The shooting has raised questions about race and gun laws
Yarl’s shooting has ignited concern about possible racial motivations in the attack, as well as questions of whether implicit biases have affected the way law enforcement has treated the case.
“How do you protect a Black kid?” Yarl family friend Patience Gaye told the Kansas City Star. “We left our countries because we don’t want to be killed. That’s why we left. They came to America for a better life. How is this a better life?” According to the Star, Yarl’s parents immigrated to the US in order to flee violence in Liberia.

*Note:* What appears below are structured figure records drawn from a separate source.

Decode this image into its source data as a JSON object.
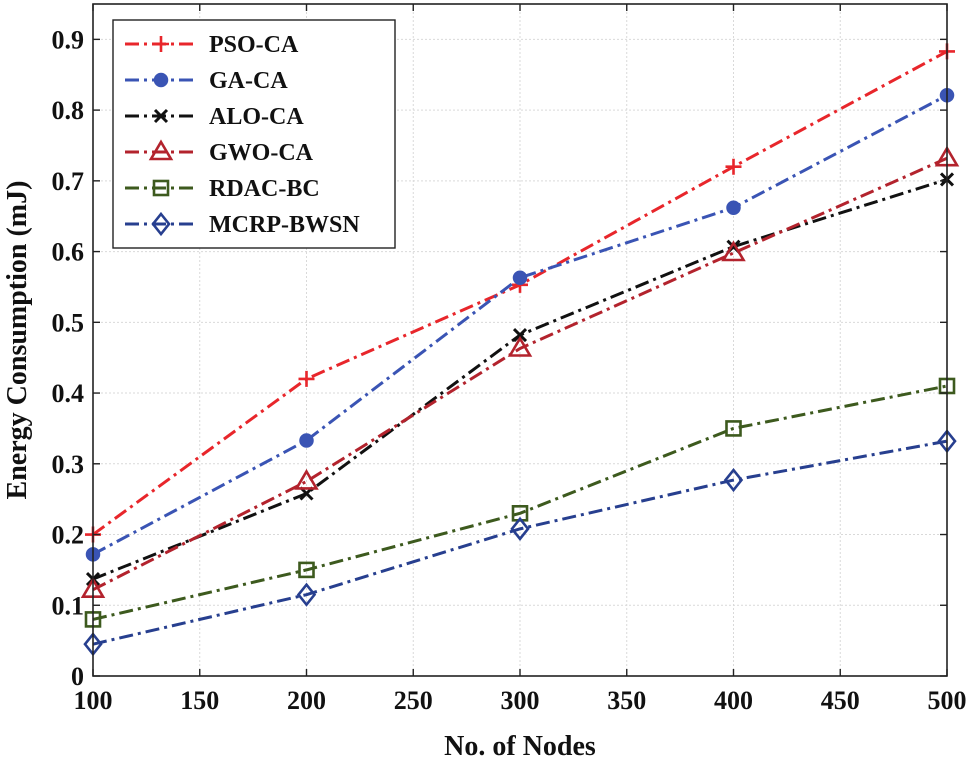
{
  "chart_data": {
    "type": "line",
    "title": "",
    "xlabel": "No. of Nodes",
    "ylabel": "Energy Consumption (mJ)",
    "x": [
      100,
      200,
      300,
      400,
      500
    ],
    "xlim": [
      100,
      500
    ],
    "ylim": [
      0,
      0.95
    ],
    "x_ticks": [
      100,
      150,
      200,
      250,
      300,
      350,
      400,
      450,
      500
    ],
    "y_ticks": [
      0,
      0.1,
      0.2,
      0.3,
      0.4,
      0.5,
      0.6,
      0.7,
      0.8,
      0.9
    ],
    "x_tick_labels": [
      "100",
      "150",
      "200",
      "250",
      "300",
      "350",
      "400",
      "450",
      "500"
    ],
    "y_tick_labels": [
      "0",
      "0.1",
      "0.2",
      "0.3",
      "0.4",
      "0.5",
      "0.6",
      "0.7",
      "0.8",
      "0.9"
    ],
    "grid": true,
    "legend_position": "top-left",
    "series": [
      {
        "name": "PSO-CA",
        "values": [
          0.2,
          0.42,
          0.553,
          0.72,
          0.883
        ],
        "color": "#e8262b",
        "marker": "plus"
      },
      {
        "name": "GA-CA",
        "values": [
          0.172,
          0.333,
          0.563,
          0.662,
          0.821
        ],
        "color": "#3a54b4",
        "marker": "filled-circle"
      },
      {
        "name": "ALO-CA",
        "values": [
          0.137,
          0.258,
          0.482,
          0.607,
          0.702
        ],
        "color": "#111111",
        "marker": "x"
      },
      {
        "name": "GWO-CA",
        "values": [
          0.122,
          0.275,
          0.463,
          0.598,
          0.732
        ],
        "color": "#b3232d",
        "marker": "triangle"
      },
      {
        "name": "RDAC-BC",
        "values": [
          0.08,
          0.15,
          0.23,
          0.35,
          0.41
        ],
        "color": "#3d5a1e",
        "marker": "square"
      },
      {
        "name": "MCRP-BWSN",
        "values": [
          0.045,
          0.115,
          0.208,
          0.277,
          0.332
        ],
        "color": "#273f8f",
        "marker": "diamond"
      }
    ]
  }
}
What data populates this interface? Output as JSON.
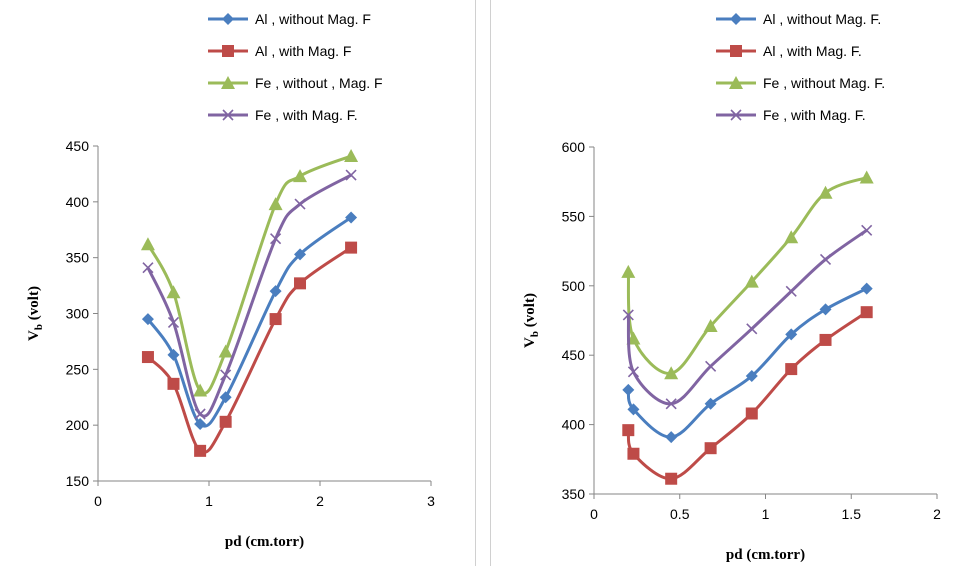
{
  "colors": {
    "al_without": "#4a7ebf",
    "al_with": "#be4b48",
    "fe_without": "#9bbb59",
    "fe_with": "#8064a2"
  },
  "chart_data": [
    {
      "type": "line",
      "xlabel": "pd (cm.torr)",
      "ylabel": "Vb (volt)",
      "ylabel_main": "V",
      "ylabel_sub": "b",
      "ylabel_rest": " (volt)",
      "xlim": [
        0,
        3
      ],
      "ylim": [
        150,
        450
      ],
      "xticks": [
        "0",
        "1",
        "2",
        "3"
      ],
      "yticks": [
        "150",
        "200",
        "250",
        "300",
        "350",
        "400",
        "450"
      ],
      "legend_position": "top-right",
      "series": [
        {
          "name": "Al , without  Mag. F",
          "marker": "diamond",
          "color": "#4a7ebf",
          "x": [
            0.45,
            0.68,
            0.92,
            1.15,
            1.6,
            1.82,
            2.28
          ],
          "y": [
            295,
            263,
            201,
            225,
            320,
            353,
            386
          ]
        },
        {
          "name": "Al , with Mag. F",
          "marker": "square",
          "color": "#be4b48",
          "x": [
            0.45,
            0.68,
            0.92,
            1.15,
            1.6,
            1.82,
            2.28
          ],
          "y": [
            261,
            237,
            177,
            203,
            295,
            327,
            359
          ]
        },
        {
          "name": "Fe , without  , Mag. F",
          "marker": "triangle",
          "color": "#9bbb59",
          "x": [
            0.45,
            0.68,
            0.92,
            1.15,
            1.6,
            1.82,
            2.28
          ],
          "y": [
            362,
            319,
            231,
            266,
            398,
            423,
            441
          ]
        },
        {
          "name": "Fe , with Mag. F.",
          "marker": "x",
          "color": "#8064a2",
          "x": [
            0.45,
            0.68,
            0.92,
            1.15,
            1.6,
            1.82,
            2.28
          ],
          "y": [
            341,
            292,
            210,
            245,
            367,
            398,
            424
          ]
        }
      ]
    },
    {
      "type": "line",
      "xlabel": "pd (cm.torr)",
      "ylabel": "Vb (volt)",
      "ylabel_main": "V",
      "ylabel_sub": "b",
      "ylabel_rest": " (volt)",
      "xlim": [
        0,
        2
      ],
      "ylim": [
        350,
        600
      ],
      "xticks": [
        "0",
        "0.5",
        "1",
        "1.5",
        "2"
      ],
      "yticks": [
        "350",
        "400",
        "450",
        "500",
        "550",
        "600"
      ],
      "legend_position": "top-right",
      "series": [
        {
          "name": "Al , without Mag. F.",
          "marker": "diamond",
          "color": "#4a7ebf",
          "x": [
            0.2,
            0.23,
            0.45,
            0.68,
            0.92,
            1.15,
            1.35,
            1.59
          ],
          "y": [
            425,
            411,
            391,
            415,
            435,
            465,
            483,
            498
          ]
        },
        {
          "name": "Al , with Mag. F.",
          "marker": "square",
          "color": "#be4b48",
          "x": [
            0.2,
            0.23,
            0.45,
            0.68,
            0.92,
            1.15,
            1.35,
            1.59
          ],
          "y": [
            396,
            379,
            361,
            383,
            408,
            440,
            461,
            481
          ]
        },
        {
          "name": "Fe , without Mag. F.",
          "marker": "triangle",
          "color": "#9bbb59",
          "x": [
            0.2,
            0.23,
            0.45,
            0.68,
            0.92,
            1.15,
            1.35,
            1.59
          ],
          "y": [
            510,
            462,
            437,
            471,
            503,
            535,
            567,
            578
          ]
        },
        {
          "name": "Fe , with Mag. F.",
          "marker": "x",
          "color": "#8064a2",
          "x": [
            0.2,
            0.23,
            0.45,
            0.68,
            0.92,
            1.15,
            1.35,
            1.59
          ],
          "y": [
            479,
            438,
            415,
            442,
            469,
            496,
            519,
            540
          ]
        }
      ]
    }
  ]
}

The shooting has taken place following police killings of Black men and boys, including 29-year-old Tyre Nichols in Memphis and 12-year-old Tamir Rice in Cleveland, as well as the shooting of Ahmaud Arbery, a 25-year-old Black jogger, by two white men in Georgia.
Civil rights advocates believe the investigations in a number of these cases were slow-walked due to systemic racism, and some fear that’s now happening again. In Arbery’s case, for example, local officials did not arrest the two attackers for weeks, and the investigation cycled through prosecutors. Ultimately, the Georgia Bureau of Investigation had to take over the case. Additionally, Georgia Attorney General Christopher Carr wound up requesting a federal DOJ investigation of local prosecutors’ handling of their investigations. Arbery’s killers were indicted on murder charges four months after he died.
Yarl’s case is also unfolding amid a nationwide conversation about the ubiquity of guns and the relatively lax gun laws many states have. Missouri is one of at least 23 states with a stand-your-ground law, under which a “would-be shooter defending life or property does not have to retreat before taking violent action,” according to NBC News.
Oxford University researcher Michelle Degli Esposti has previously found links between the passage of state-level stand-your-ground laws and increased homicides. Between 1999 and 2017, the time frame that Esposti studied, Missouri in particular was one of the places with the highest increase in gun homicides after the passage of a stand-your-ground law. In that period, gun homicides increased 31 percent in the state. A stand-your-ground law complicated the investigation of Arbery’s case and has been used as defense against the killing of 17-year-old Trayvon Martin in 2012.
The recent spike in gun violence has spurred a push to reevaluate gun laws in different states, a conversation that Yarl’s shooting could reignite as well.